Consider the humble penguin. Now consider a humble penguin that stands five feet tall. The Waimanu, the oldest penguin known to science, was just such a giant. The giant penguins, first discovered in 1980, lived in New Zealand during the Early Paleocene period. Like modern penguins, birds in the Waimanu genus were flightless and used their wings for diving. They probably looked a bit like giant, flightless loons, which evolved from the same genetic stock as penguins. Scientists recently found a Waimanu fossil that is poised to rewrite the history of bird evolution.
The fossil was found in the Canterbury region of New Zealand. The fossil has been dated to 61 million years ago. It's the one of the largest penguin fossils we've ever discovered.
The Waipara River, where the fossil was found, brags a high density of bird fossils, including the stately Waimanu. But this particular Waimanu is interesting because it is significantly different than fossils of other Waimanu species that were contemporary with it, leading researchers to conclude that penguins were much more genetically diverse early in their evolution than previously believed.
"Among the finds from these sites, the skeletons of Waimanu, the oldest known penguin to date, are of particular importance," says Dr. Gerald Mayr, an ornithologist from the Senckenberg Research Institute in Frankfurt.
The research team that found the fossil published a study in the Springer Journal Science of Nature that suggests the fossil indicates that birds started evolving much earlier than was formerly believed. They may have even began to appear while dinosaurs still walked the Earth.

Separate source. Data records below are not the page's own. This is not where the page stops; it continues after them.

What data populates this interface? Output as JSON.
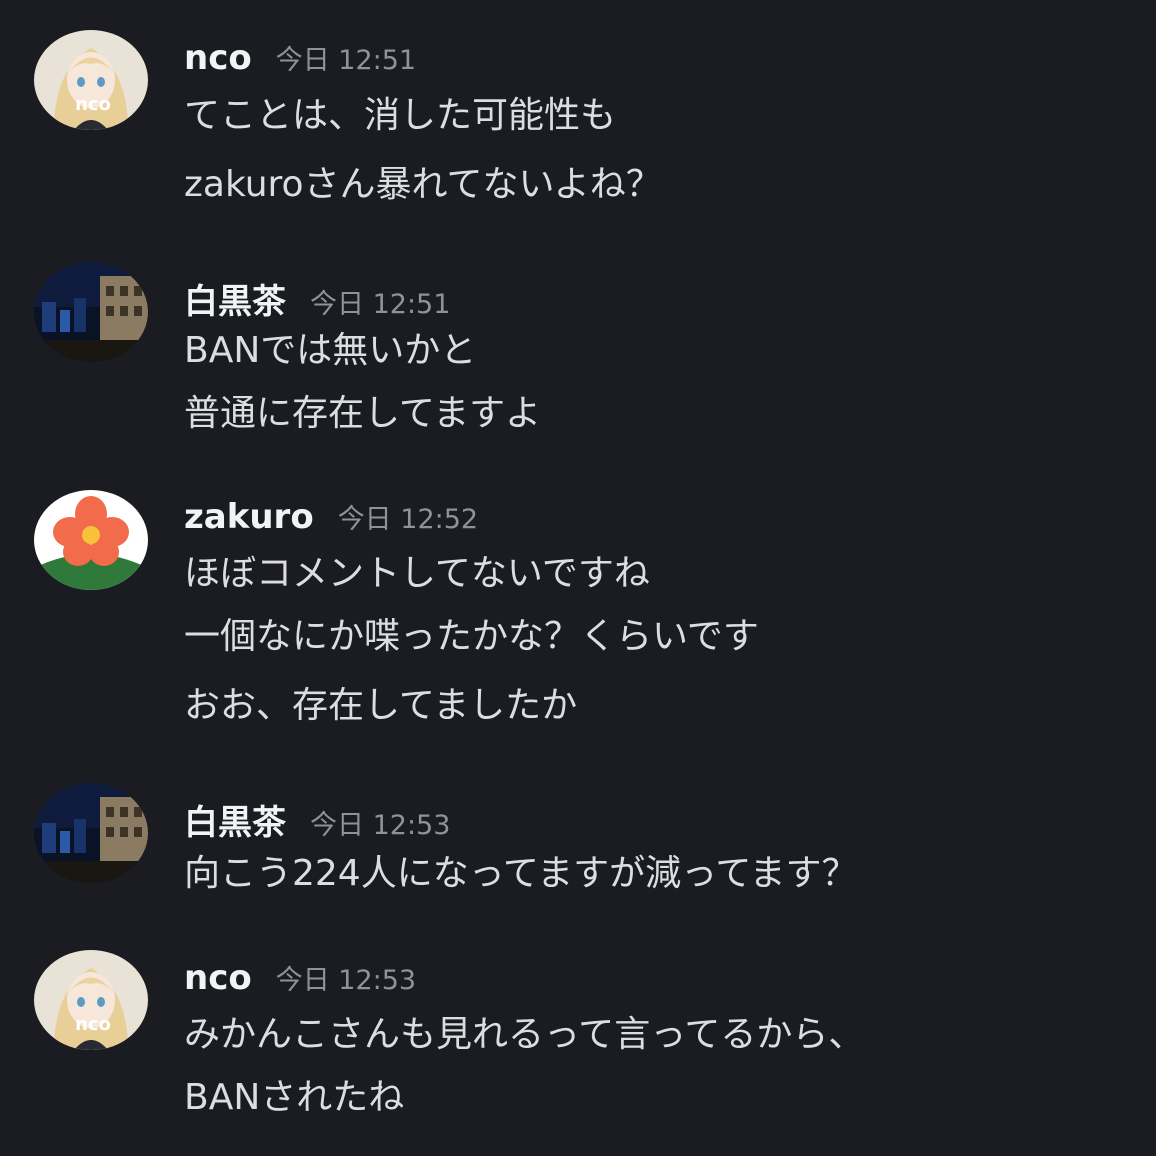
{
  "messages": [
    {
      "author": "nco",
      "time": "今日 12:51",
      "avatar": "anime-girl-avatar",
      "lines": [
        "てことは、消した可能性も",
        "zakuroさん暴れてないよね？"
      ]
    },
    {
      "author": "白黒茶",
      "time": "今日 12:51",
      "avatar": "night-city-avatar",
      "lines": [
        "BANでは無いかと",
        "普通に存在してますよ"
      ]
    },
    {
      "author": "zakuro",
      "time": "今日 12:52",
      "avatar": "flower-avatar",
      "lines": [
        "ほぼコメントしてないですね",
        "一個なにか喋ったかな？くらいです",
        "おお、存在してましたか"
      ]
    },
    {
      "author": "白黒茶",
      "time": "今日 12:53",
      "avatar": "night-city-avatar",
      "lines": [
        "向こう224人になってますが減ってます？"
      ]
    },
    {
      "author": "nco",
      "time": "今日 12:53",
      "avatar": "anime-girl-avatar",
      "lines": [
        "みかんこさんも見れるって言ってるから、",
        "BANされたね"
      ]
    }
  ],
  "avatar_text": {
    "nco": "nco"
  },
  "colors": {
    "background": "#1b1c21",
    "author": "#f2f3f5",
    "timestamp": "#8f929a",
    "message_text": "#dcdde1"
  }
}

According to Dr. Mayr, "What sets this fossil apart are the obvious differences compared to the previously known penguin remains from this period of geological history. The leg bones we examined show that during its lifetime, the newly described penguin was significantly larger than its already described relatives. Moreover, it belongs to a species that is more closely related to penguins from later time periods."
The new penguin species, though large, was still not as big as the largest penguin fossil ever found, the Anthropornis nordenskjoeld. A.nordenskjoeld lived in coastal Antarcitca between 45 and 33 million years ago, and could grow about six and a half feet long.
While A.nordenskjoeld was larger, Waimanu penguins were older. "This shows that penguins reached an enormous size quite early in their evolutionary history, around 60 million years ago," says Dr. Mayr.
Like modern penguins, the newly discovered Waimanu species probably walked with a waddle. The signature gait differentiates it from other Waimanus that probably had more elegant locomotion.
Says Mayr, "The discoveries show that penguin diversity in the early Paleocene was clearly higher than we previously assumed. In turn, this diversity indicates that the first representatives of penguins already arose during the age of dinosaurs, more than 65 million years ago.
It's oddly endearing to imagine dinosaurs rubbing shoulders with giant penguins. Too bad giant penguins can't rub shoulders with us, too.